Tant de nouveautés ne lui confèrent
pas un accueil favorable de la part de la majorité des adeptes de
l’art mais il est néanmoins soutenu par un certain nombre,
conscient du génie de l’artiste. Il reçoit alors de nombreuses
commandes de la part de dignitaires religieux pour la décoration de
leur chapelle.
À partir de 1600 environ il peint ses plus grands chefs-d’œuvre et
commence à connaître la célébrité.
Néanmoins son
caractère agressif et coléreux finit par jouer en sa défaveur.

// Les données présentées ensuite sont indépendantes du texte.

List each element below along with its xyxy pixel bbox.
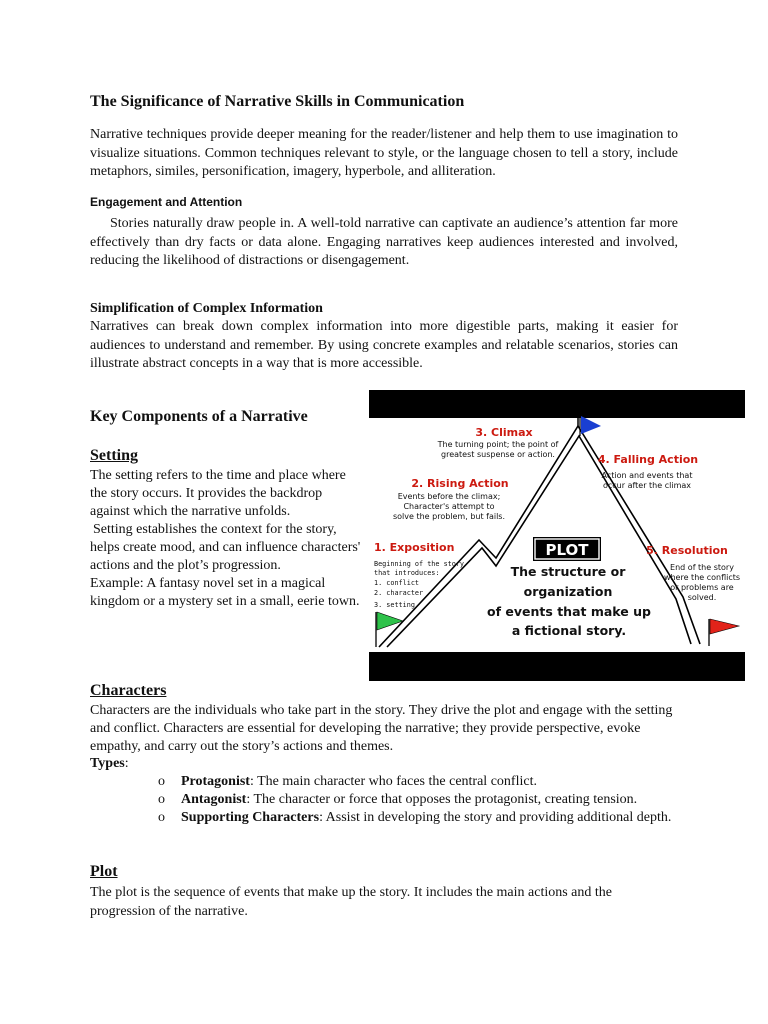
- type-desc: : Assist in developing the story and providing additional depth.: [319, 810, 672, 825]
- characters-text: Characters are the individuals who take part in the story. They drive the plot and engage with the setting and conflict. Characters are essential for developing the narrative; they provide perspective, evoke empathy, and carry out the story’s actions and themes.: [90, 703, 673, 754]
- engagement-text: Stories naturally draw people in. A well-told narrative can captivate an audience’s attention far more effectively than dry facts or data alone. Engaging narratives keep audiences interested and involved, reducing the likelihood of distractions or disengagement.: [90, 216, 678, 268]
- characters-heading: Characters: [90, 682, 167, 699]
- rising-action-desc: [393, 492, 505, 521]
- simplification-text: Narratives can break down complex information into more digestible parts, making it easier for audiences to understand and remember. By using concrete examples and relatable scenarios, stories can illustrate abstract concepts in a way that is more accessible.: [90, 319, 678, 371]
- rising-line-3: solve the problem, but fails.: [392, 512, 506, 521]
- falling-action-title: 4. Falling Action: [597, 453, 699, 466]
- plot-desc-line-2: organization: [523, 584, 613, 599]
- document-title: The Significance of Narrative Skills in Communication: [90, 93, 465, 110]
- setting-body: [90, 467, 362, 611]
- characters-paragraph: [90, 702, 678, 756]
- type-name: Protagonist: [181, 774, 250, 789]
- setting-para-1: The setting refers to the time and place where the story occurs. It provides the backdrop against which the narrative unfolds.: [90, 468, 346, 519]
- plot-text: The plot is the sequence of events that make up the story. It includes the main actions and the progression of the narrative.: [90, 885, 612, 919]
- bullet-mark: o: [158, 774, 165, 789]
- resolution-title: 5. Resolution: [646, 544, 728, 557]
- falling-action-desc: [602, 471, 693, 490]
- resolution-line-2: where the conflicts: [663, 573, 741, 582]
- list-item: [150, 809, 680, 827]
- type-name: Antagonist: [181, 792, 247, 807]
- exposition-line-1: Beginning of the story: [374, 560, 465, 568]
- resolution-line-1: End of the story: [670, 563, 734, 572]
- climax-line-2: greatest suspense or action.: [441, 450, 555, 459]
- climax-title: 3. Climax: [475, 426, 533, 439]
- falling-line-2: occur after the climax: [602, 481, 692, 490]
- rising-action-title: 2. Rising Action: [411, 477, 509, 490]
- plot-diagram: [369, 390, 745, 681]
- simplification-paragraph: [90, 318, 678, 374]
- type-desc: : The character or force that opposes the protagonist, creating tension.: [246, 792, 638, 807]
- exposition-line-3: 1. conflict: [374, 579, 420, 587]
- exposition-title: 1. Exposition: [374, 541, 455, 554]
- resolution-line-4: solved.: [687, 593, 717, 602]
- character-types-list: [150, 773, 680, 827]
- plot-heading: Plot: [90, 863, 118, 880]
- intro-text: Narrative techniques provide deeper meaning for the reader/listener and help them to use imagination to visualize situations. Common techniques relevant to style, or the language chosen to tell a story, include metaphors, similes, personification, imagery, hyperbole, and alliteration.: [90, 127, 678, 179]
- exposition-line-2: that introduces:: [374, 569, 440, 577]
- simplification-heading: Simplification of Complex Information: [90, 301, 323, 316]
- setting-para-2: Setting establishes the context for the story, helps create mood, and can influence characters' actions and the plot’s progression.: [90, 522, 361, 573]
- plot-paragraph: [90, 883, 678, 921]
- exposition-line-5: 3. setting: [374, 601, 415, 609]
- setting-heading: Setting: [90, 447, 138, 464]
- setting-para-3: Example: A fantasy novel set in a magical kingdom or a mystery set in a small, eerie town.: [90, 576, 360, 609]
- climax-line-1: The turning point; the point of: [437, 440, 559, 449]
- plot-desc-line-1: The structure or: [510, 564, 626, 579]
- climax-desc: [437, 440, 559, 459]
- falling-line-1: Action and events that: [601, 471, 693, 480]
- exposition-line-4: 2. character: [374, 589, 424, 597]
- plot-label: PLOT: [545, 541, 589, 559]
- bullet-mark: o: [158, 792, 165, 807]
- plot-desc-line-4: a fictional story.: [511, 623, 627, 638]
- list-item: [150, 773, 680, 791]
- key-components-title: Key Components of a Narrative: [90, 408, 308, 425]
- diagram-bottom-band: [369, 652, 745, 681]
- resolution-line-3: or problems are: [670, 583, 734, 592]
- types-line: Types:: [90, 756, 129, 771]
- types-label: Types: [90, 756, 125, 771]
- plot-desc-line-3: of events that make up: [487, 604, 651, 619]
- type-desc: : The main character who faces the central conflict.: [249, 774, 537, 789]
- bullet-mark: o: [158, 810, 165, 825]
- engagement-heading: Engagement and Attention: [90, 195, 243, 209]
- intro-paragraph: [90, 126, 678, 182]
- rising-line-1: Events before the climax;: [397, 492, 501, 501]
- engagement-paragraph: [90, 215, 678, 271]
- type-name: Supporting Characters: [181, 810, 320, 825]
- list-item: [150, 791, 680, 809]
- rising-line-2: Character's attempt to: [403, 502, 495, 511]
- diagram-top-band: [369, 390, 745, 418]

Caravage est un homme violent, il se bat régulièrement, séjourne
quelquefois en prison, et va même jusqu’à tuer. Il aime
s’habiller à la manière des riches, et même si ses vêtements
sont déchirés cela ne fait qu’ajouter à son goût de
l’exubérance et de la provocation.
Contraint de partir de
Rome pour fuir des représailles à la suite d’un meurtre en 1606,
il mène alors une vie d’errance. Il se réfugie à Naples où il
continue à peindre pour des commanditaires privés.
lI part ensuite à Malte en 1608 où le Grand Maître de l’Ordre de Malte le fait Chevalier en hommage à son talent. Il en est vite renvoyé, en raison d’une altercation grave avec l’un des membres de l’Ordre. Il s’évade de prison et part pour la Sicile jusqu’en 1609. Il décide ensuite de revenir en Italie où le pape aurait abandonné les poursuites à son égard et lui aurait pardonné.
C’est sur le chemin du retour, en Toscane, qu’il trouve la mort à l’âge de 39 ans. L’on ne sait pas s'il a succombé à une fièvre alors qu’il traversait des marais sur la route de Rome ou si d’anciennes connaissances ont su profiter de son retour pour se venger d’affronts passés.
Le Caravage aura laissé aux générations suivantes un héritage artistique des plus importants. Il a non seulement rompu avec la manière de son époque mais il a surtout permis à l’art de prendre une direction nouvelle. Si Giotto et Masaccio qui ont permis l’évolution de l’image gothique à la renaissance, Caravage a inventé une grammaire et un vocabulaire pictural entièrement nouveaux qui serviront de base à la peinture baroque dans un premier temps mais également à tous les mouvements des siècles à venir dont l’objectif sera de rendre en image la vérité telle qu’on la voit et de l’interpréter avec toute la force de la passion mais sans aucun compromis. Si les générations futures ne seront pas exemptes de grands génies, il faudra attendre la fin du XIXe siècle avec Cézanne pour retrouver un artiste capable de remettre à ce point l’art en question et proposer un langage radicalement différent.